Pour atténuer leur responsabilité, les sceptiques indiquent benoîtement qu’il s’agit d’un choix individuel, qu’ils préfèrent attendre de voir avant de se décider personnellement, laissant chacun libre de choisir. Insigne courage de ces responsables politiques : ils préfèrent laisser à d’autres les risques qu’ils anticipent, pour se déterminer quand les autres citoyens auront essuyé les plâtres à leur place.

Marine Le Pen va même plus loin. Elle attend de voir pour elle-même, mais elle exige que les personnes qui arrivent en France soient obligatoirement vaccinées. Ce qui revient à se servir des étrangers comme cobayes avant d’appliquer la médication aux Français et à elle-même. L’inconscient xénophobe finit toujours par ressortir.

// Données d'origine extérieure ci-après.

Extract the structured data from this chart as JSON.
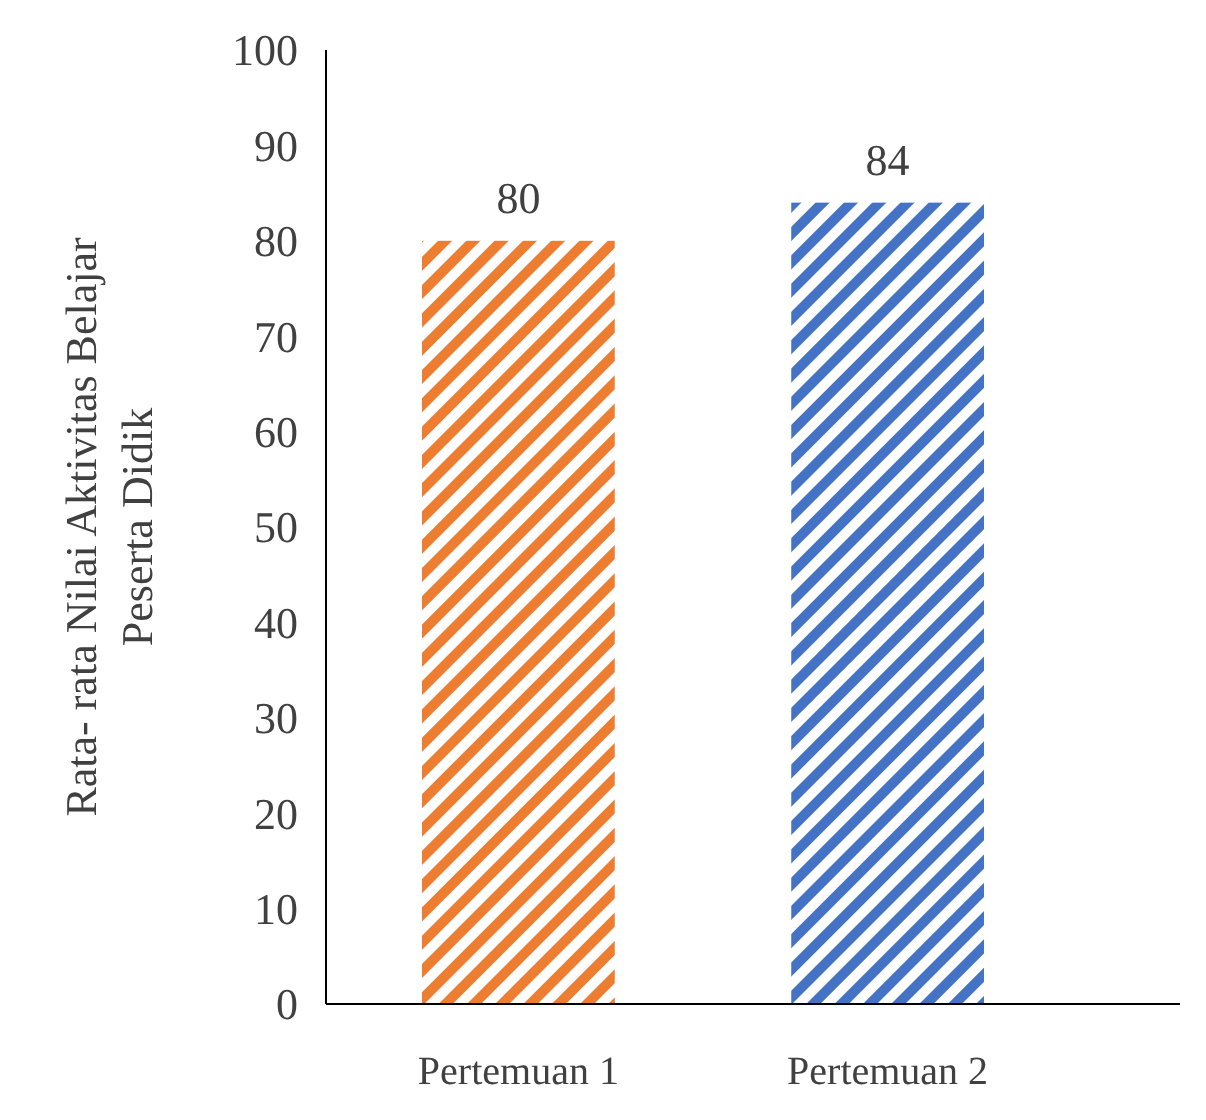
{
  "chart_data": {
    "type": "bar",
    "ylabel": "Rata- rata Nilai  Aktivitas Belajar\nPeserta Didik",
    "categories": [
      "Pertemuan 1",
      "Pertemuan 2"
    ],
    "values": [
      80,
      84
    ],
    "colors": [
      "#ed7d31",
      "#4472c4"
    ],
    "ylim": [
      0,
      100
    ],
    "yticks": [
      0,
      10,
      20,
      30,
      40,
      50,
      60,
      70,
      80,
      90,
      100
    ],
    "data_labels": true,
    "grid": false
  }
}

Il est fort possible, au demeurant, que la vaccination de masse à laquelle vont se livrer les nations recèle des mauvaises surprises, qu’on détecte certains effets indésirables, qu’on s’aperçoive que les personnes vaccinées restent contagieuses, que la vaccination a seulement un effet temporaire, etc. Mais faut-il suspendre tout, attendre un an, deux ans ou plus avant de vacciner la population, c’est-à-dire laisser la Covid exercer ses ravages pour quelques années supplémentaires ? Encore une fois, avec de tels sophismes, ni Jenner, ni Pasteur, ni les autorités sanitaires au fil du temps, n’auraient réussi à populariser la vaccination, laquelle a permis d’éradiquer un nombre considérable de maladies infectieuses et sauvé des millions de gens.

La vraie raison des scrupules exprimés par les leaders populistes est ailleurs. Ils savent, sondage à l’appui, que c’est dans leur électorat que se recrutent les légions anti-vaccins les plus nombreuses. Ils craignent qu’en imitant l’attitude responsable adoptée par la majorité des leaders politiques – tous ont annoncé qu’il se feraient vacciner dès que possible – ils ne mécontentent leur propre électorat. Jusqu’à maintenant, l’extrême-droite surfait sur la vague xénophobe ou bien sur l’inquiétude suscitée par la délinquance. Elle fait désormais fonds sur l’obscurantisme.